Immigrants Assimilate More Successfully in the U.S. Than in Europe: Report
Tuesday, May 24, 2011
Recent immigrants to the United States tend to assimilate better than their counterparts in Europe, according to a new report by Jacob Vigdor, a scholar at Duke University and the Manhattan Institute, who examined international immigration trends and data from the last decade.
The report indicates that immigrants in America continue to assimilate strongly along economic lines in 2009 — indicating that they quickly closed in on native-born Americans, in terms of economic well-being — while remaining less likely to assimilate along cultural lines (such as the ability to speak English), and even less on civic lines.
Groups that tended to assimilate quickly in America included Filipinos and Vietnamese.
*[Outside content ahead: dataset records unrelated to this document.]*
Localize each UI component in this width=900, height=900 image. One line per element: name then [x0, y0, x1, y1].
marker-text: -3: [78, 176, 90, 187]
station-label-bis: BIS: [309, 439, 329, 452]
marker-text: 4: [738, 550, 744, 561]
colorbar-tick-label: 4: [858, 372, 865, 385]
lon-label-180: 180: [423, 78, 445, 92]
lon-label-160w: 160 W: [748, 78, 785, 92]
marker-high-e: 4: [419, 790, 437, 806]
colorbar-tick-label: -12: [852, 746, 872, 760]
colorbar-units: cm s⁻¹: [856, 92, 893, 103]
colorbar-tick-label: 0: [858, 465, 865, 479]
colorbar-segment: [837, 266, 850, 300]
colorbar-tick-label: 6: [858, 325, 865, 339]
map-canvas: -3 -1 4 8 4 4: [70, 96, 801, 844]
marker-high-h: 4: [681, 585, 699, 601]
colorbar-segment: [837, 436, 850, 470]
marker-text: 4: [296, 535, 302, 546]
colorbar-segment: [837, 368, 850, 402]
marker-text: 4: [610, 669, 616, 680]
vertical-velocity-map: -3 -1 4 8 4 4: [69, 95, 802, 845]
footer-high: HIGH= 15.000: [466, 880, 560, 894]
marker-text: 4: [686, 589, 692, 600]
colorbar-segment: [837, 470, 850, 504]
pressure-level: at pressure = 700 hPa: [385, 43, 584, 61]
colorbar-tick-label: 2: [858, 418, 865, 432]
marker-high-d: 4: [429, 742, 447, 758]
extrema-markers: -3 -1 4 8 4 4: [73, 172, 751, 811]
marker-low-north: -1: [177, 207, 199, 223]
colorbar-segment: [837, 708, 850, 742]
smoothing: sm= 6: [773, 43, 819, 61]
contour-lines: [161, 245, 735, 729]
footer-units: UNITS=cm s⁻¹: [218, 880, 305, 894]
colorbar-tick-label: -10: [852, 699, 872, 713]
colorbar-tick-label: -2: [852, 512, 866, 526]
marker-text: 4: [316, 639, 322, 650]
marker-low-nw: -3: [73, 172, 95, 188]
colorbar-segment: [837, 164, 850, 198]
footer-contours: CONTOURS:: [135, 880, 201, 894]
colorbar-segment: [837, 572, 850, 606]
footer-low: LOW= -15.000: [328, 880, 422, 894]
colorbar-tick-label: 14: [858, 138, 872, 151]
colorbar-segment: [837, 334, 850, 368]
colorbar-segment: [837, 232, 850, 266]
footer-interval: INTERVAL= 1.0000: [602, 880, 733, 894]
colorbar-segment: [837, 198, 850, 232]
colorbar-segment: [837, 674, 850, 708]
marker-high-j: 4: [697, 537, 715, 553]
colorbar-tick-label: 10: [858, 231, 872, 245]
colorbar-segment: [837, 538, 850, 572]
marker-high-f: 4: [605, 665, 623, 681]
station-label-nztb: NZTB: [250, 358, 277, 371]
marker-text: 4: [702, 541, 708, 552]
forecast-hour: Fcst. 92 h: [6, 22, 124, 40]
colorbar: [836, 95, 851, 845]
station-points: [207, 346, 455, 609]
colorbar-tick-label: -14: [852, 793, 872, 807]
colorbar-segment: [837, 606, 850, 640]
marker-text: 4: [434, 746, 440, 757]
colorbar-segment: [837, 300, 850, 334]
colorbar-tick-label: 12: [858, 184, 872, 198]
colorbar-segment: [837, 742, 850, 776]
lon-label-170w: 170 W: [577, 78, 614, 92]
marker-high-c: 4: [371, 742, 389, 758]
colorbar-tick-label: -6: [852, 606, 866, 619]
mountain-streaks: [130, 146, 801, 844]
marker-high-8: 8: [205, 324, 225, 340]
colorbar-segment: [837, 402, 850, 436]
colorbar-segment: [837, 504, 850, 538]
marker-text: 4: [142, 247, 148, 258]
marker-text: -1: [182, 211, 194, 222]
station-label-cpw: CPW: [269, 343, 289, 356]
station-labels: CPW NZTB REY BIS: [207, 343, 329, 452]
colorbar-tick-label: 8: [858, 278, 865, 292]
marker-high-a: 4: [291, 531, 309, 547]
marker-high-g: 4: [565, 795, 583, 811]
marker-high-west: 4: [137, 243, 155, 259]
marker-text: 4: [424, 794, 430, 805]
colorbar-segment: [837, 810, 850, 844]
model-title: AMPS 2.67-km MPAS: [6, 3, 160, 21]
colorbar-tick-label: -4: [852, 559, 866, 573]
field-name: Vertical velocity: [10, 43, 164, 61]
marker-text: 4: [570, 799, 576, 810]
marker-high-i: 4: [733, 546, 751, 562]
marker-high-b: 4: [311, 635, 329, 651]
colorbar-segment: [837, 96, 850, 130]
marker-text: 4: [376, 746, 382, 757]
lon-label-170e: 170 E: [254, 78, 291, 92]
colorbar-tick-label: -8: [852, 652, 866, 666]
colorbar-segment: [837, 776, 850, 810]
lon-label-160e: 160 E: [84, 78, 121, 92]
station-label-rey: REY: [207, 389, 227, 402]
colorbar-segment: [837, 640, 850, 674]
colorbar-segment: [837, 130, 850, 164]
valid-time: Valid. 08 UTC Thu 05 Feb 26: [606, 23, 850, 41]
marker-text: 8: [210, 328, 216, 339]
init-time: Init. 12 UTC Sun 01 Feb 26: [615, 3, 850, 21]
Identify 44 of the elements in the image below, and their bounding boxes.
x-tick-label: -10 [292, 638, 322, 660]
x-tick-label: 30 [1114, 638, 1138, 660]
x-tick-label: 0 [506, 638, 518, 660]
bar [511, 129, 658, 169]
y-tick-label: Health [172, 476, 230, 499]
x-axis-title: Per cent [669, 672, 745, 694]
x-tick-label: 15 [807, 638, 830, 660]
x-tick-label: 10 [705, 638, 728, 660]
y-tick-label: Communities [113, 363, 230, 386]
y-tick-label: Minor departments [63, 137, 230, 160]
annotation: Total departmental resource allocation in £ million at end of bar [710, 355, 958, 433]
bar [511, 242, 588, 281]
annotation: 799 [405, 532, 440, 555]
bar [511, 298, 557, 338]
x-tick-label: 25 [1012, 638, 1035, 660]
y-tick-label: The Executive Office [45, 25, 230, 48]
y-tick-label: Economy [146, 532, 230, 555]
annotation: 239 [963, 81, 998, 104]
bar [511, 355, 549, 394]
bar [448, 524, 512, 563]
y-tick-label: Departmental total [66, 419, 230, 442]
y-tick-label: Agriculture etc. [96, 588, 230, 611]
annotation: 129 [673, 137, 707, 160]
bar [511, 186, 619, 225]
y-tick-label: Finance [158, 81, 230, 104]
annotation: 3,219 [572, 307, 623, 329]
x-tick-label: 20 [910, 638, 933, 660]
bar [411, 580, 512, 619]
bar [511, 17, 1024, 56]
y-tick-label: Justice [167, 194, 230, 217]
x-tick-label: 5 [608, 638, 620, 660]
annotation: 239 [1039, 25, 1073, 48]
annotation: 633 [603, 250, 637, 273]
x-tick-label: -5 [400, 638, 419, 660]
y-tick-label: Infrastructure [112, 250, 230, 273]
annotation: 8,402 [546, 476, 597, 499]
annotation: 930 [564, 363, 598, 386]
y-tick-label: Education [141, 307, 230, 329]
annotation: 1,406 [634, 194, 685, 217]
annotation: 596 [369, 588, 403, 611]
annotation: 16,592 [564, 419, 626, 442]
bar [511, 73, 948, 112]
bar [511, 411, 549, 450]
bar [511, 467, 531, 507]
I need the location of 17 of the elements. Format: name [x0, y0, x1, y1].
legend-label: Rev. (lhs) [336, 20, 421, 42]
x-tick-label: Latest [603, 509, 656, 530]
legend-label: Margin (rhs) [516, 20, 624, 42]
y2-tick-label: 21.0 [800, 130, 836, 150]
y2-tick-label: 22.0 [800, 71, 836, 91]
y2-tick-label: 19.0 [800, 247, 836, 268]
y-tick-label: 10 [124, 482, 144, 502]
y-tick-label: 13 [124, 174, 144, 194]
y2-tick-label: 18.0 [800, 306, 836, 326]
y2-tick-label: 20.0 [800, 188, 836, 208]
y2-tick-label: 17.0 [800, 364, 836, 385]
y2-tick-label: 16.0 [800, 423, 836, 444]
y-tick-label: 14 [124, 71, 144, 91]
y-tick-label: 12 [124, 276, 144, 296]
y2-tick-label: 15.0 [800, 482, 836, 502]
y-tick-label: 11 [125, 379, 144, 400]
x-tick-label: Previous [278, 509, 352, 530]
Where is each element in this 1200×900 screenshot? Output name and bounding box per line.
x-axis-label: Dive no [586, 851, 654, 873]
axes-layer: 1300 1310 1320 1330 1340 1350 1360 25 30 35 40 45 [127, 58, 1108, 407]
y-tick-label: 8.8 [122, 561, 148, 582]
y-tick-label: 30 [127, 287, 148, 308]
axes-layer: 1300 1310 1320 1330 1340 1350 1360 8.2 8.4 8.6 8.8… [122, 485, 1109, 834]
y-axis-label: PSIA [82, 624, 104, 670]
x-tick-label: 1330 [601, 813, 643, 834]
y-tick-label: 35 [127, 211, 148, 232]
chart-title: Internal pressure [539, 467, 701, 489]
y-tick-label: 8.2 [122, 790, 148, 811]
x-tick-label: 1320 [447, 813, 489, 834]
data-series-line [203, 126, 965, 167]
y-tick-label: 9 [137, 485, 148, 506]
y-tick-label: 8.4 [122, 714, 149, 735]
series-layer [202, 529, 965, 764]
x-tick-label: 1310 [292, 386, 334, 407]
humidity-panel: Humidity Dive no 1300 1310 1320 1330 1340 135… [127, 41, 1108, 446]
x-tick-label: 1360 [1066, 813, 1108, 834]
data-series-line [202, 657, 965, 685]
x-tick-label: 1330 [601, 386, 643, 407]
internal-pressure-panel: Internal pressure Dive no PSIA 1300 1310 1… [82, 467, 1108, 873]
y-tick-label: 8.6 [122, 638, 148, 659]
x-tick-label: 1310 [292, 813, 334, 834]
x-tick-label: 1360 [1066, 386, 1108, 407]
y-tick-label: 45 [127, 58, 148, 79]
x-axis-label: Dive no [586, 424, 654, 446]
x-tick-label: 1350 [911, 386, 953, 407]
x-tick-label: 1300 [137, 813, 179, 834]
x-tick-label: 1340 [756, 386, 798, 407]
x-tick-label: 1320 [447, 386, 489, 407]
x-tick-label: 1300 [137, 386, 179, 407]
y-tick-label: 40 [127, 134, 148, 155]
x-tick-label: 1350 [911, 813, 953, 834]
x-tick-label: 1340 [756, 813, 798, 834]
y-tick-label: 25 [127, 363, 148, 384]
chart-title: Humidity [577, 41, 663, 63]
Natives of Mexico and Guatemala were poorly assimilated, the report found. The differences between the U.S. and European nations were particularly stark when it came to Muslim immigrants. While 48 percent of Muslims were naturalized in the U.S., only 7 percent were naturalized in Italy, 10 percent in Switzerland and 25 percent in Spain.
"Immigrants from the Muslim world who come to the United States tend to be a little bit better educated than immigrants from say, Mexico and Central America," he said. "Culturally their likelihood of speaking English is fairly high, and once they spend enough time in the country their rates of naturalization are fairly high."
Philip Kasinitz, sociologist at the CUNY Graduate Center and co-author of "Inheriting the City: The Children of Immigrants Come of Age," said he thinks Vigdor "has it right."
"The United States on the whole has done a better job in terms of incorporating immigrants," he said. "That doesn't mean we don't have very real problems," he said, pointing to anti-Muslim rhetoric. "Those elements of the Muslim community that in some ways are making the greatest efforts to be part of the civic life of the city are finding themselves rebuffed."
The group he worries more about is the large population of undocumented immigrants in the United States.
Many of them, he noted, are young people "who discover upon entering the labor force or trying to get into college that they are really excluded from being fully-functioning adults in American society, because of their legal status. That's a tremendously dangerous situation."